Most cars these days come with a key fob to remotely unlock the doors, pop the trunk, and sometimes even start the engine. For obvious reasons, key fobs are incredibly convenient and are something most people consider to be a necessity when purchasing a new car. But that convenience comes with a, admittedly small, risk of hacking. Gonçalo Nespral has a guide on how to do exactly that — for educational purposes of course, don’t do this with someone else’s car!
This is actually a recreation of an earlier exploit demonstrated by Samy Kamkar, called a rolljam attack. When you push the door unlock button on your key fob, it sends out a modulated radio signal that gets picked up by a receiver in the car.
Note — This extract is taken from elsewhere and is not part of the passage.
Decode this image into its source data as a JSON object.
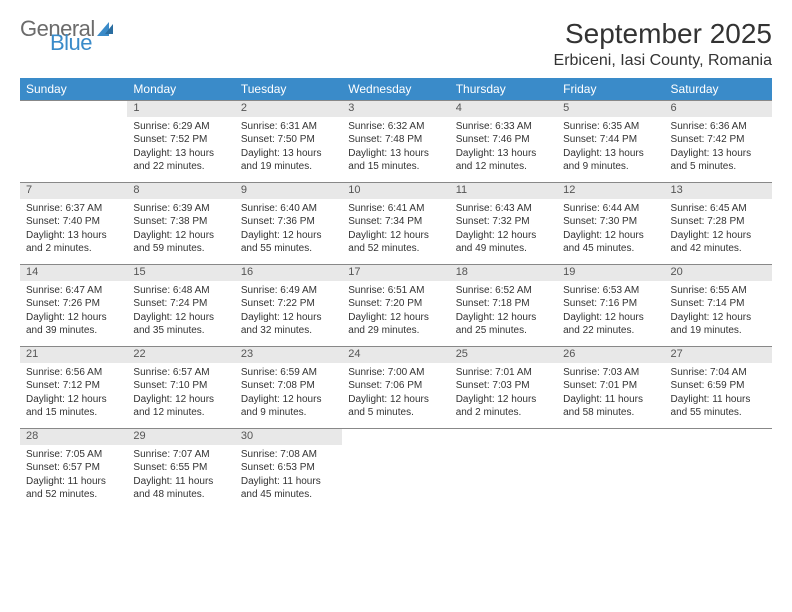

If the modulated code matches the car’s, then it will unlock. But that would be incredibly easy to hack without any additional security. All a black hat hacker would need to do is record the radio signal and then play it back later — a classic replay attack.
To thwart that possibility, modern key fobs use a rolling code system. Each time you push the unlock button, the key fob uses an algorithm to generate a new code. The car knows the same algorithm, and the old codes are discarded each time a new one is generated. That keeps hackers from simply executing a replay attack, but the system still has a vulnerability, which is what Kamkar’s rolljam attack exploits.
The rolljam attack works by recording and blocking the radio signal from the key fob. Because the signal was blocked, the car doesn’t unlock and the owner will naturally try again. That creates a second signal that is also recorded and blocked, but this time the attacker replays the first code to unlock the door. The owner is none the wiser, but now the attacker knows the next code in the sequence — which hasn’t yet been expired — and can use it to unlock the car at their leisure.
Nespral was able to recreate that rolljam attack with just a few simple components. A YARD Stick One is used to jam the original radio signal and transmit the new one, while an RTL-SDR (Software-Defined Radio) is used to record the original signal. With a laptop and a few open source software tools, Nespral successfully performed the rolljam attack on his own car.